In this work, we present CTLP-SYE, the first all-solid-state yarn-based potentiometric sensor that is capable of measuring citalopram in urine samples with a linear range that fully covers fatal, adverse toxicity, and therapeutic ranges. We showed that CTLP-SYE can accurately determine citalopram in urine with high accuracy (average recovery of 96%) and could serve as a useful tool for point-of-care monitoring of citalopram level in clinical samples. CTLP-SYE is low cost and affordable, as it is fabricated from cotton yarn and inexpensive carbon black. The cost of measurement with CTLP-SYE is significantly reduced compared to that of the current lab-based tests. Additionally, the sensor is also capable of giving a readout after being immersed in the solution for 1 min (Figure 3B and 3D) in contrast to the current lab-based tests that have turnaround times from days up to weeks. Last, the sensor uses urine as its detection biofluid, which makes the testing module non-invasive and reduces the chance of infection that could be caused by blood draw. This sensor can be expanded to other ionizable drugs for therapeutic monitoring.

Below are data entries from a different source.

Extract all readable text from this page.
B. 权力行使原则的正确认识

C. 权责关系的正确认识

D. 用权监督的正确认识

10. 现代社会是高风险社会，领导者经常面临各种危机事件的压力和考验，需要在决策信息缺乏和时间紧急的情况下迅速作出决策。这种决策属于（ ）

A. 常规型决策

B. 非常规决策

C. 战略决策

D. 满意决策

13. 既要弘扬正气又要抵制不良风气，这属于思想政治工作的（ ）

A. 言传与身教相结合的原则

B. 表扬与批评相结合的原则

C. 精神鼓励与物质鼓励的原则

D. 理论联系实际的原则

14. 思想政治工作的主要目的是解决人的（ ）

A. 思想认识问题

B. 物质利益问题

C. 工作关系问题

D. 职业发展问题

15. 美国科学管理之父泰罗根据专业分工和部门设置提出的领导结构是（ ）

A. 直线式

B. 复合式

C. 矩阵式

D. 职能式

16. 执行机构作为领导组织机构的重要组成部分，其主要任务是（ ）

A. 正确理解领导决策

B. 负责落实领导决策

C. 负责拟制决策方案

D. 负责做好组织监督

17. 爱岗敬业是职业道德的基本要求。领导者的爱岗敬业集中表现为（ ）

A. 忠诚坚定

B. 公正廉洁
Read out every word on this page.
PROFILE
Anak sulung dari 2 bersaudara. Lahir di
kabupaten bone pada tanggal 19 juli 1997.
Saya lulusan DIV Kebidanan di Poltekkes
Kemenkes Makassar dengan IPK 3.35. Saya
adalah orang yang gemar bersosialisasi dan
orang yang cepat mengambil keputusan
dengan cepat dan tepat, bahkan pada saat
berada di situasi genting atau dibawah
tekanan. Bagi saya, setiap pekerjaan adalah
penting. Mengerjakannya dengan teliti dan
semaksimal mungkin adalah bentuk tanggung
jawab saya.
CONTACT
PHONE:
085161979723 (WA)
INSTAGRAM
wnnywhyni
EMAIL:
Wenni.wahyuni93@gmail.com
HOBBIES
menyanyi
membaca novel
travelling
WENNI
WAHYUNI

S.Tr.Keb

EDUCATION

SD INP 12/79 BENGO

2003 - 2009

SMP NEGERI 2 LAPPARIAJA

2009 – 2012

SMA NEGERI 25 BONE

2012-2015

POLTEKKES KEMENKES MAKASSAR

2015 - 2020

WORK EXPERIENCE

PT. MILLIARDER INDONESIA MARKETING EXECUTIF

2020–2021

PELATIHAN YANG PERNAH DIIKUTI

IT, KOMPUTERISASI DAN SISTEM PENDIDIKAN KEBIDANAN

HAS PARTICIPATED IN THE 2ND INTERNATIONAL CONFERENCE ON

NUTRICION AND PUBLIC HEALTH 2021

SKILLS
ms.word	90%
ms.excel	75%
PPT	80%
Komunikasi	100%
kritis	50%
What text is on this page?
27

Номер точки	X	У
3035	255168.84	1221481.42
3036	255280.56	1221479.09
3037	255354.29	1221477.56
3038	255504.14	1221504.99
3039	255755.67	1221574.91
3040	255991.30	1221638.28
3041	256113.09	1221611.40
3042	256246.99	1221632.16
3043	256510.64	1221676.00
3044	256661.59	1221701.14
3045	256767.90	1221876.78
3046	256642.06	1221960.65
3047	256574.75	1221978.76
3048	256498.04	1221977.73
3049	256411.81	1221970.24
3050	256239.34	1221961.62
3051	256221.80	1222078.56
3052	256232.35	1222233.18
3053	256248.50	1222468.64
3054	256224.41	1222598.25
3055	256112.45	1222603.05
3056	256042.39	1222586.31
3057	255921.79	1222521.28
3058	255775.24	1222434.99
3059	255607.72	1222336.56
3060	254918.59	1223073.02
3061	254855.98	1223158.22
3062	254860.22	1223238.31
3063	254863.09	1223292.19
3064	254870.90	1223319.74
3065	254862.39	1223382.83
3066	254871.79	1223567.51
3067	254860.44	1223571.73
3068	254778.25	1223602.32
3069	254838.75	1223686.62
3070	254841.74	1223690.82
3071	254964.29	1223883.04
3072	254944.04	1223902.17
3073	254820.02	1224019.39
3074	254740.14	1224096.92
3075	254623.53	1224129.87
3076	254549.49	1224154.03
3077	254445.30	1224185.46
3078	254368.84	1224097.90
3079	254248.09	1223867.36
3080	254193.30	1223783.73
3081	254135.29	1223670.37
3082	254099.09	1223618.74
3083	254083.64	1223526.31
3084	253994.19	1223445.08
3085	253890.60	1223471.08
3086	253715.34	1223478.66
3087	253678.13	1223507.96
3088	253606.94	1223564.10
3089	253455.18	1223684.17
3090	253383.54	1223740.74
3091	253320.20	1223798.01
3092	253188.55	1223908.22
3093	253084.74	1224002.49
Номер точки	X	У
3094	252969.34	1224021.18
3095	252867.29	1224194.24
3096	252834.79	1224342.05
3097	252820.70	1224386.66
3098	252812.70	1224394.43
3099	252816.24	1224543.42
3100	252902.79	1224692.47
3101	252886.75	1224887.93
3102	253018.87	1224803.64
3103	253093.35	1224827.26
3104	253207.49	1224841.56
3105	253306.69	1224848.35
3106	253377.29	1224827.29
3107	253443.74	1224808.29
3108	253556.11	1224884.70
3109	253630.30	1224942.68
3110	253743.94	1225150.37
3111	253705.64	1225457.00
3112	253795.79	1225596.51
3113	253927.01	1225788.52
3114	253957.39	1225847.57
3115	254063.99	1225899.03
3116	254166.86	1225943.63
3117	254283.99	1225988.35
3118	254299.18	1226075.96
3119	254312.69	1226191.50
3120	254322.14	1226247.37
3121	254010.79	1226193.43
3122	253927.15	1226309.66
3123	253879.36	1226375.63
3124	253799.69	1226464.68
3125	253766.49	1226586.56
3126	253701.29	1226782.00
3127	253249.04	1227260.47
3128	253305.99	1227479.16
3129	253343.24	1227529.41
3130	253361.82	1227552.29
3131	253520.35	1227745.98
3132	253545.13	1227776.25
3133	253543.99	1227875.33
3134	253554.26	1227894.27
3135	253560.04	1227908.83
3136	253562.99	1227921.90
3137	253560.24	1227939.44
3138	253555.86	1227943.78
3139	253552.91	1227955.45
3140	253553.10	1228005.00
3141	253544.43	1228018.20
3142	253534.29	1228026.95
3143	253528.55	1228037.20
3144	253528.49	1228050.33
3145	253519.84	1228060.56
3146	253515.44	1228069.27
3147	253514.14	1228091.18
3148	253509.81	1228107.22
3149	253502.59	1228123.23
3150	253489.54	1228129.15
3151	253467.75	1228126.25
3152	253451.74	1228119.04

This work focused on the fabrication and characterization of the sensor itself. Measurements were performed with a bulky, fragile commercial reference electrode. Future work should develop a miniaturized reference electrode in addition to the measuring electrode itself to enable a genuinely low-cost setup for on-site measurements. Other areas of improvement for the sensor are addressing the need for the calibration of each sensor and developing calibration-free solid-contact sensors.

In addition, previous research has pointed out that depression is often accompanied by chronic illnesses such as Alzheimer’s disease or Parkinson’s disease. Therefore, citalopram could be coadministered with drugs such as levodopa or galantamine.⁵¹ The calculated log P values for levodopa (−1.7) and galantamine (1.1) show that these drugs are substantially more hydrophilic than citalopram.⁵² Therefore, it is likely that levodopa and galantamine will not interfere with sensor performance. However, interference from other medications is possible; thus, the medical history of the patient as well as the medications they are taking should be considered before device use.

The ionophore-free sensing membrane used in this work could also be applicable for the detection of other hydrophobic drugs. The inherent selectivity of polymeric potentiometric sensing membrane to hydrophobic molecules is well known as partition coefficient and material distribution between phases are determining factors in sensor selectivity. One limitation of this sensing mechanism is possible interference by other hydrophobic molecules. Therefore, extensive clinical validation should be conducted before the sensors can be used in the field.